Auch die Hotelbranche verzeichnet fast die Hälfte ihrer Gewinne dank der Türken. Seit die Türkische Lira an Wert zu verlieren begann, beobachtet Dimitris Xanthoulis bei den Einnahmen jedenfalls einen kleinen Rückgang der Größenordnung von 10% und versteht die Gründe, aus denen die türkischen Kunden mittlerweile vorsichtiger mit den Dollar und Euro umgehen, die sie ausgeben.

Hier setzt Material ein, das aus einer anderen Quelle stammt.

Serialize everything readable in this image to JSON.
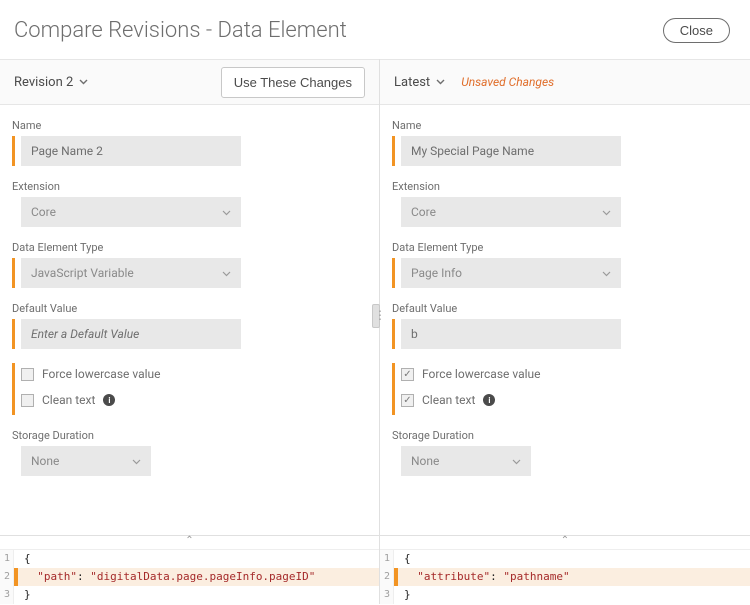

Zwischen Orient und Okzident

Obwohl die türkischen Touristen über Griechenland begeistert sind, sind sie jedoch nicht besonders bereitwillig, zu Journalisten zu sprechen. Die meisten möchten ein „niedriges Profil“ halten. Nur ein – jedoch seine Anonymität zu wahren wünschender – türkischer Tourist akzeptierte, mit der DW zu sprechen:

Ich komme aus Istanbul / Konstantinopel, einer Stadt mit 15 Millionen Einwohnern. Alexandroupoli liegt von meinem Zuhause gerade einmal 2,5 Stunden entfernt und hierher kommend können wir gleichzeitig Orientale und Europäer sein. Es gibt zwei Arten von Türken. Jene, die sehr arm und sich der Lage nicht bewusst sind, und jene, die reich, modern und gut informiert sind.“ Er selbst glaubt, die türkische Wirtschaft werde sich hauptsächlich dank der in voller Blüte stehenden Elektronik- und Textilindustrie erholen. Er glaubt ebenfalls, der Umstand, dass die türkischen Produkte im Ausland billig verkauft werden, sei positiv. Der junge Türke glaubt auch, die Krise der Türkischen Lira werde nicht lange anhalten. Ebenfalls meint er, Griechenland für einen Urlaub zu bevorzugen, weil er preiswert mit seinem Auto reisen kann.

Jedenfalls scheint in Bezug sowohl auf ihn selbst als auch die 20 Mio. gut situierten Türken die Krise ihrer nationalen Währung hinsichtlich des Konsums nicht einzuschüchtern. Das kann auch Kyriakos Stogios bestätigen: „Hier in Alexandroupoli haben wir die Krise nicht erlebt, und dafür haben wir sicherlich unseren türkischen Nachbarn zu danken.